Tuesday, September 26, 2006

A case showing the importance of good translation

Hawley among the stalled cars on the edge of a cliff on Hvar Island

To clear up the roadblock, the police logically decided they had to secure the van and move the truck out of the way. But for the truck to be able to continue on its way, the 30-plus cars parked in the middle of the road had to pull over as far as possible to the right -- that is the SHEER DROPOFF -- side of the road.

This prospect made me nervous.

I was apparently not the only driver feeling shaky. One of the officer went from car to car directing the drivers where to go and how much to pull over. When he came to our car he spat out some directions in rapid-fire Croatian we could not get.

Ne rejumijem (I don't understand) I told him.

He nodded and switched to English. "You will now go into river," he said.

Ne rejumijem!!! I said more forcefully.


"You will now go into river," he repeated. "It is easy. I will help you."

Ne Necu (No.

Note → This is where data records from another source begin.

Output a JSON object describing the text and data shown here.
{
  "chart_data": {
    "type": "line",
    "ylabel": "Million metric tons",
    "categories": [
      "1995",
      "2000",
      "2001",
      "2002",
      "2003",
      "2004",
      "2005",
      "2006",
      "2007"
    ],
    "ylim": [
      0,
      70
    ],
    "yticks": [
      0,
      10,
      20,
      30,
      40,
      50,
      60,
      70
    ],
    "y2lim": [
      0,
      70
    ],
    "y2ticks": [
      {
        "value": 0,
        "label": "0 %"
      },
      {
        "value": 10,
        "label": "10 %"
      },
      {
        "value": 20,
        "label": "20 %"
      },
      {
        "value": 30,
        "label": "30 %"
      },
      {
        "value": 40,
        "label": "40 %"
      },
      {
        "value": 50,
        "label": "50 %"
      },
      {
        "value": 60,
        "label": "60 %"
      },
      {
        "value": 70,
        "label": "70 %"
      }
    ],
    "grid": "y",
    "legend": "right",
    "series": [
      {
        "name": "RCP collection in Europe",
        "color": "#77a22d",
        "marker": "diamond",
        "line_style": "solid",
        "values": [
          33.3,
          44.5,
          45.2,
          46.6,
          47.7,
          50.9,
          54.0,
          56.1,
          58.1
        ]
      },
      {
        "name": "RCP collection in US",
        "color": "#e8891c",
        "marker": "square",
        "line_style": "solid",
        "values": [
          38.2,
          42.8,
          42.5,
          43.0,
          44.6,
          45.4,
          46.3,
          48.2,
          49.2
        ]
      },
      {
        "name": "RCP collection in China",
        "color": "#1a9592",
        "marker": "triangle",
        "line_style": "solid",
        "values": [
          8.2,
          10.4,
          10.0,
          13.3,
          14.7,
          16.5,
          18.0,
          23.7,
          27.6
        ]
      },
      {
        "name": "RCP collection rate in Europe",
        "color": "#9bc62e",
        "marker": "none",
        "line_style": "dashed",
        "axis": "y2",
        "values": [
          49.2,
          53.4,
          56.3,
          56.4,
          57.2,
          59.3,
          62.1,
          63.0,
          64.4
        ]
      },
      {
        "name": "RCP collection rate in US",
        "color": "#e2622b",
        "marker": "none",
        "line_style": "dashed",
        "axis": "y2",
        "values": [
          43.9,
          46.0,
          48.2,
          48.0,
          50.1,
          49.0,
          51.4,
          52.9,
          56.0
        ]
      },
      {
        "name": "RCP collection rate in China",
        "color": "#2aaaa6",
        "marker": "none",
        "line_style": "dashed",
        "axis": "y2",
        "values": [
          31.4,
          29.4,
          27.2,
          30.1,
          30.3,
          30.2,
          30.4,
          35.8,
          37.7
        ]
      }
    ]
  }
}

I won't)I shook my head feeling some real panic.

"Look in rear view mirror," the policeman said. "I will help you just go into river."

Then Hawley figured it out.

"I think me means go in reverse," she said.

She was right and so was he. It was easy. And we did not go into the river.

1 comment:

Anonymous said...

Hahaha, let me explain the misterious word: the policeman actually said rikverc, which is a bastard word coming from German. Now, if you didn't know it by now, it was one of the founders of this Cerberus-like language (being called Bosnian/Serbian/Croatian depending on the ethnicity of the speaker)Vuk Stefanovic Karadzic, who proclaimed some 200 years ago, "Write as you speak and read as you write"!